# Is this the end of self admin schemes?



## Wits (26 Jun 2006)

This link posted on pensions thread. [broken link removed]. Is this the end of these schemes, the costs look extremely high. Any views


----------



## Wits (2 Jul 2006)

It doesn't seem like too many people on Askaboutmoney are interested in Do-it-yourself pension products but there now seems to be a public debate underway as feathers are russled by last weeks article above in the Sunday Business Post. This week the Self Administered segment responds. Who is right. Any views.  [broken link removed].


----------



## MOB (3 Jul 2006)

I had a quick read of the Eddie Hobbes article.  It is rather weak in some aspects.  In particular, it states that:


..."And that’s just for administering and wrapping assets. Management costs go on top. How much asset management costs will depend on the approach taken. Properties, depending where you buy, can face stamp duties, rent management fees, property maintenance costs, community charges and even taxes"


I had always understood that virtually all managed funds have "Management Costs" on top of fund charges.  No big difference there.  

I assume that if a fund manager buys property he\she must also incur management fees, property maintenance costs etc.   No big difference there either.

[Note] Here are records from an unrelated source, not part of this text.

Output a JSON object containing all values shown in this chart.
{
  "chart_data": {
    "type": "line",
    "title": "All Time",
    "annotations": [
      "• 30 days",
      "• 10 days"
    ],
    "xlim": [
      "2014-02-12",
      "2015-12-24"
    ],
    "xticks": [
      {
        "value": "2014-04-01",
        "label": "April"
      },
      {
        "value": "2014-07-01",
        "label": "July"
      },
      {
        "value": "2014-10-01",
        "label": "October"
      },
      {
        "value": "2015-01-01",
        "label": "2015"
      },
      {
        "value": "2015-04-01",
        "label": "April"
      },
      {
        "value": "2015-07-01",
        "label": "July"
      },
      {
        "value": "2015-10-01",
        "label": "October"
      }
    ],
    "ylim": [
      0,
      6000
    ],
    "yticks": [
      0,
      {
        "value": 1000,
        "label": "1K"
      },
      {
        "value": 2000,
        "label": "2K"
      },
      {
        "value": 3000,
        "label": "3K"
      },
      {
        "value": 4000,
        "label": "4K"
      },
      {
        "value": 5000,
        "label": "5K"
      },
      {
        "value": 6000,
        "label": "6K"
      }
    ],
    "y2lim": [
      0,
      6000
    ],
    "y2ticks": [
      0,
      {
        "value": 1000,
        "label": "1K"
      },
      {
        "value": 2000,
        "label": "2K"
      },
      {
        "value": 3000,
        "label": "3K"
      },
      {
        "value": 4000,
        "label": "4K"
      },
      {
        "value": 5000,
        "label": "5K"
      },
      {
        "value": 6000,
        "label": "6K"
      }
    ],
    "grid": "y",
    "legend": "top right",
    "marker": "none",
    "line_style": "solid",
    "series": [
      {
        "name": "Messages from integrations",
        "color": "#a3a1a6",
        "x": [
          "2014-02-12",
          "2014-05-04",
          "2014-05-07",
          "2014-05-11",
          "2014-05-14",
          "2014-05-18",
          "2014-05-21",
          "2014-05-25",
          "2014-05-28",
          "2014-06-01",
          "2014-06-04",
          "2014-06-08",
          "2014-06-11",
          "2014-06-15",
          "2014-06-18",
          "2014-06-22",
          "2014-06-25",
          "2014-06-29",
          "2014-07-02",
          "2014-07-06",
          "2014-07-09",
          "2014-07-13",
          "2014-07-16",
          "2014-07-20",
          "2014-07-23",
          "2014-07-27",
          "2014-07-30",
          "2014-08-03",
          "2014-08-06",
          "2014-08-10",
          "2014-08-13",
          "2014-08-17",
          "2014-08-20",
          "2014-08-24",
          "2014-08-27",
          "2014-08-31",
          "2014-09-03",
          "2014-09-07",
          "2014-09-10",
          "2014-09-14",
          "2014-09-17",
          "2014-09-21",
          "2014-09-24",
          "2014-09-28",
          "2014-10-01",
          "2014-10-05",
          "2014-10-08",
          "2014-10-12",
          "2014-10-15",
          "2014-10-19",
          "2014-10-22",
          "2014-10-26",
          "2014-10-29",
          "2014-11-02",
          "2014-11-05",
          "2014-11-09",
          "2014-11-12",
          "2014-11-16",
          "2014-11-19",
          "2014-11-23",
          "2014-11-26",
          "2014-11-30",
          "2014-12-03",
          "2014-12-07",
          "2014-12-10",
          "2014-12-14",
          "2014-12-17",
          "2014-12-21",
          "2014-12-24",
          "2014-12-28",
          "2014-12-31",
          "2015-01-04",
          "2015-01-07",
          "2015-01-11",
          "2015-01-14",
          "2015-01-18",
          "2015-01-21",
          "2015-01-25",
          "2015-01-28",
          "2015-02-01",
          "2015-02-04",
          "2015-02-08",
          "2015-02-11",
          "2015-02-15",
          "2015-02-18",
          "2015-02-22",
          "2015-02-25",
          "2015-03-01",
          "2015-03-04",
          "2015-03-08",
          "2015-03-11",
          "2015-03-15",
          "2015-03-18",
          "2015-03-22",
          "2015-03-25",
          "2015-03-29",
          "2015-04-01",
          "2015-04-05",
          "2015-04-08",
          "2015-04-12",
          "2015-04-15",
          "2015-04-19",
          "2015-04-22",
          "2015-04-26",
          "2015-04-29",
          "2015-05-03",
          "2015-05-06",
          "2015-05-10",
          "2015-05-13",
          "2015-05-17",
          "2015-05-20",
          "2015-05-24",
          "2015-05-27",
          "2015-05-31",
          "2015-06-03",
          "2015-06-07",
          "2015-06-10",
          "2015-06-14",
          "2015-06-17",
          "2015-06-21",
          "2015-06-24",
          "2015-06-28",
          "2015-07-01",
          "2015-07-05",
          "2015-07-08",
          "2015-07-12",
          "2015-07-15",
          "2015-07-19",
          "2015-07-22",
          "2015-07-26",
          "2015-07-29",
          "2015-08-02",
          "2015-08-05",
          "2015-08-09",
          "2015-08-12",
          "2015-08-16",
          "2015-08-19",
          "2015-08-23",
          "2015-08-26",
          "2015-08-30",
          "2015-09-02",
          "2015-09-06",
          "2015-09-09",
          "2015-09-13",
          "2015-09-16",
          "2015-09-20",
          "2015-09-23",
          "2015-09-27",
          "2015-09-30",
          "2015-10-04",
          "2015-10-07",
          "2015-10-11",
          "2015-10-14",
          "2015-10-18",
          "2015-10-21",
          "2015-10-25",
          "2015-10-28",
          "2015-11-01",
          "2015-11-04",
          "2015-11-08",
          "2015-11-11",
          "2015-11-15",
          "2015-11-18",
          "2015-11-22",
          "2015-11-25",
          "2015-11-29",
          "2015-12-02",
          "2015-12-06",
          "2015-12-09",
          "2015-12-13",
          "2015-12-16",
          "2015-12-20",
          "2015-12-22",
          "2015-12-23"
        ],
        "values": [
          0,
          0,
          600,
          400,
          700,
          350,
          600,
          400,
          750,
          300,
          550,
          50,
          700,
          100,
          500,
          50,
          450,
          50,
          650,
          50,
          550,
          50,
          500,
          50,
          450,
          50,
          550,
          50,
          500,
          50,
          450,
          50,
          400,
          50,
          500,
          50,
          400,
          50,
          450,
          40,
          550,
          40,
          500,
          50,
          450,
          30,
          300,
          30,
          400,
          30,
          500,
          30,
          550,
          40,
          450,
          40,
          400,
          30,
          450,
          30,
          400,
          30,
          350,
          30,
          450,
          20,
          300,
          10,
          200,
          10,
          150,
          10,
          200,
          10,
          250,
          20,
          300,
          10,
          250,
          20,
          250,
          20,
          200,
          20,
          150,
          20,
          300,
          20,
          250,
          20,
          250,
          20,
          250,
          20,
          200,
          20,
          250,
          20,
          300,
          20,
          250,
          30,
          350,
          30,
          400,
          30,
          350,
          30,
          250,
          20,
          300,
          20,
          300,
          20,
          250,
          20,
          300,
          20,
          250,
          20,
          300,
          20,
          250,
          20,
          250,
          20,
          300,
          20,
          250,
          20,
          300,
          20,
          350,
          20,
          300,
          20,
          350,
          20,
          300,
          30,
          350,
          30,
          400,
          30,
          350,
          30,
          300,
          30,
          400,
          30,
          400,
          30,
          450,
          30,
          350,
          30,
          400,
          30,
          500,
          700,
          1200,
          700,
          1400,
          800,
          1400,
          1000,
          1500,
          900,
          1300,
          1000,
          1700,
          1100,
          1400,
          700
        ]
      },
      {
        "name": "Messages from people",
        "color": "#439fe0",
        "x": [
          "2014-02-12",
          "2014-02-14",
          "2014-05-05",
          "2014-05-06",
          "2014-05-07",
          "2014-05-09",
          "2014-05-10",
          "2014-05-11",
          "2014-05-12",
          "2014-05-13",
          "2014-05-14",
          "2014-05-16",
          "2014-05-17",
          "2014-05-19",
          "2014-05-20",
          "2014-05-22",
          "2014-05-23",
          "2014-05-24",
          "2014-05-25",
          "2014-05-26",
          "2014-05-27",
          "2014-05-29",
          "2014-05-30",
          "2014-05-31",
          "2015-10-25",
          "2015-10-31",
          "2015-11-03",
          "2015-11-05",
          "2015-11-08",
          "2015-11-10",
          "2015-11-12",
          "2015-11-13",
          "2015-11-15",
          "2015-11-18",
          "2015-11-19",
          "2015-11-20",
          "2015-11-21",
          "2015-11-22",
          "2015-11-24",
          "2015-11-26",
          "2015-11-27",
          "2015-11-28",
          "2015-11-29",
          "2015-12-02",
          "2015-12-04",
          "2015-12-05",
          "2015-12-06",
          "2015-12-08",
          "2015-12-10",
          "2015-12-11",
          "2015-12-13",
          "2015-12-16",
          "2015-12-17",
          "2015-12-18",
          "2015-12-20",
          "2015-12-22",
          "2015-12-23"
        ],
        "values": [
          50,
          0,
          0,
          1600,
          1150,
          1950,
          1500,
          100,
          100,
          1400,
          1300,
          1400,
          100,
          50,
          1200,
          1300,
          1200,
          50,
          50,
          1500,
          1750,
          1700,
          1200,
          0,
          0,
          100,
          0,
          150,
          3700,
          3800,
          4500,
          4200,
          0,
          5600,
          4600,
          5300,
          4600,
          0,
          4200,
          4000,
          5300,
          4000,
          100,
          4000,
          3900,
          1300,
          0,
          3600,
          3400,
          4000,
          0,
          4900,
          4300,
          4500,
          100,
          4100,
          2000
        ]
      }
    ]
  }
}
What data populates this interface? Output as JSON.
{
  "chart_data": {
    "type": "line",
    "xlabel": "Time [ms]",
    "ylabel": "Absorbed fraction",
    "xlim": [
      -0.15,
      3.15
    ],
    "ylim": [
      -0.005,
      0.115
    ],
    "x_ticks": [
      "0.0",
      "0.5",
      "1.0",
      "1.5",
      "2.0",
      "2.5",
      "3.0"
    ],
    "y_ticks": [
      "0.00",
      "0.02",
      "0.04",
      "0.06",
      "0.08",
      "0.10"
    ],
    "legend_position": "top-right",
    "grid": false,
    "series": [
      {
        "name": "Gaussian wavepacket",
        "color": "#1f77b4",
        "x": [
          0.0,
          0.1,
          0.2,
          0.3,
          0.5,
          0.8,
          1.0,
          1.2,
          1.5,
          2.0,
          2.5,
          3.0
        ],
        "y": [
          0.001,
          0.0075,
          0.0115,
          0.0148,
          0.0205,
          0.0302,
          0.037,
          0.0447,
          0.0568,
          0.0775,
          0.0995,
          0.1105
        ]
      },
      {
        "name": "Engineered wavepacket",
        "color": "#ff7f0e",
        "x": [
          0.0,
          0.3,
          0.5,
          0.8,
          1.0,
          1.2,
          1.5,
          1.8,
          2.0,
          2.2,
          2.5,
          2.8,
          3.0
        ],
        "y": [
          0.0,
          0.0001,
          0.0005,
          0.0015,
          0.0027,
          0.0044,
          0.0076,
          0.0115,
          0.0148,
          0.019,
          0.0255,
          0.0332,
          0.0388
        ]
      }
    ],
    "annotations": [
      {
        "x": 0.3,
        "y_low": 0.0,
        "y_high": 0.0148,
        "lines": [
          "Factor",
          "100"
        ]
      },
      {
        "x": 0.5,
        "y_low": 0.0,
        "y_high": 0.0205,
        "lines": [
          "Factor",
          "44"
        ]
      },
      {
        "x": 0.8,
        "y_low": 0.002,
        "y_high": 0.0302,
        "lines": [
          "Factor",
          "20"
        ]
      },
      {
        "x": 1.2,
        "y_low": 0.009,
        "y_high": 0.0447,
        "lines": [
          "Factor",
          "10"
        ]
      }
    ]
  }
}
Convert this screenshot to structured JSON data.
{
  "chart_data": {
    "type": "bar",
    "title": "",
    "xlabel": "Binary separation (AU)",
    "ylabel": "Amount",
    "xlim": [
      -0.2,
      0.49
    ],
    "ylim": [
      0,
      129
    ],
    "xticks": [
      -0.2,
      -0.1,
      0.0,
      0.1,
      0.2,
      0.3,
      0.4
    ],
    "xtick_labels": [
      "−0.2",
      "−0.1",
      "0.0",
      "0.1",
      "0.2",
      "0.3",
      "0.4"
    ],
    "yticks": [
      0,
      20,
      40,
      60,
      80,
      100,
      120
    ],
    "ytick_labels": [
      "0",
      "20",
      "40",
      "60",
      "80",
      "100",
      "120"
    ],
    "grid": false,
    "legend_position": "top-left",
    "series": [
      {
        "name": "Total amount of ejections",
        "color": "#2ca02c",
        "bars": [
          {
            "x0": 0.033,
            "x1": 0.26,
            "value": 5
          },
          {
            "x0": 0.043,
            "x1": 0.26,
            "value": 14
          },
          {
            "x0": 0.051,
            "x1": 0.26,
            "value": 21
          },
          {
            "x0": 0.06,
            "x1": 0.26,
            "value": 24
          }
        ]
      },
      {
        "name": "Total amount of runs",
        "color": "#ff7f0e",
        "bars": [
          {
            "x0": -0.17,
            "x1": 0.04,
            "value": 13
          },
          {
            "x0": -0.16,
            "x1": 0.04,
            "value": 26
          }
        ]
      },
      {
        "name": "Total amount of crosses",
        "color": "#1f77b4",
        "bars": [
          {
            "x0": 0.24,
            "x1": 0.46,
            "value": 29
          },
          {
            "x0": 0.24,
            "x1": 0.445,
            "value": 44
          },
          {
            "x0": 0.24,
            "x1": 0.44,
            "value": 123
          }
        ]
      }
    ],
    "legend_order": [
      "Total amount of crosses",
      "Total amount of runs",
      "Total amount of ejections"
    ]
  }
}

I am not a convert to self admin pensions myself (yet) but I am fairly sure of the need for them.


----------



## Wits (3 Jul 2006)

The strange thing is that both articles are in agreement on the detail. It would appear that much DIY investment fails because the money stays in cash which seems to contradict popular belief that DIY is better than Sales-driven advice. Hobbs has a go at "over-priced" SARTS and predicts their demise. Goodbody's defend SARTs per se but also seem to agree that there is profiteering going on. The interesting thing is that Mr Overy of Financial Engineering Network is silent. The methodology used by him was roundly condemned by Hobbs and not supported by Goodbody's. Maybe I am reading too much into this spat but does it appear that there has been inappropriate selling going on in this market?


----------



## ubiquitous (3 Jul 2006)

Wits said:
			
		

> The interesting thing is that Mr Overy of Financial Engineering Network is silent.



I understand that Paul Overy suffered a close personal bereavement last week.


----------



## Wits (3 Jul 2006)

Very sorry to hear that, maybe we can proceed to discuss without reference to Mr Overy's analysis to be fair to him.


----------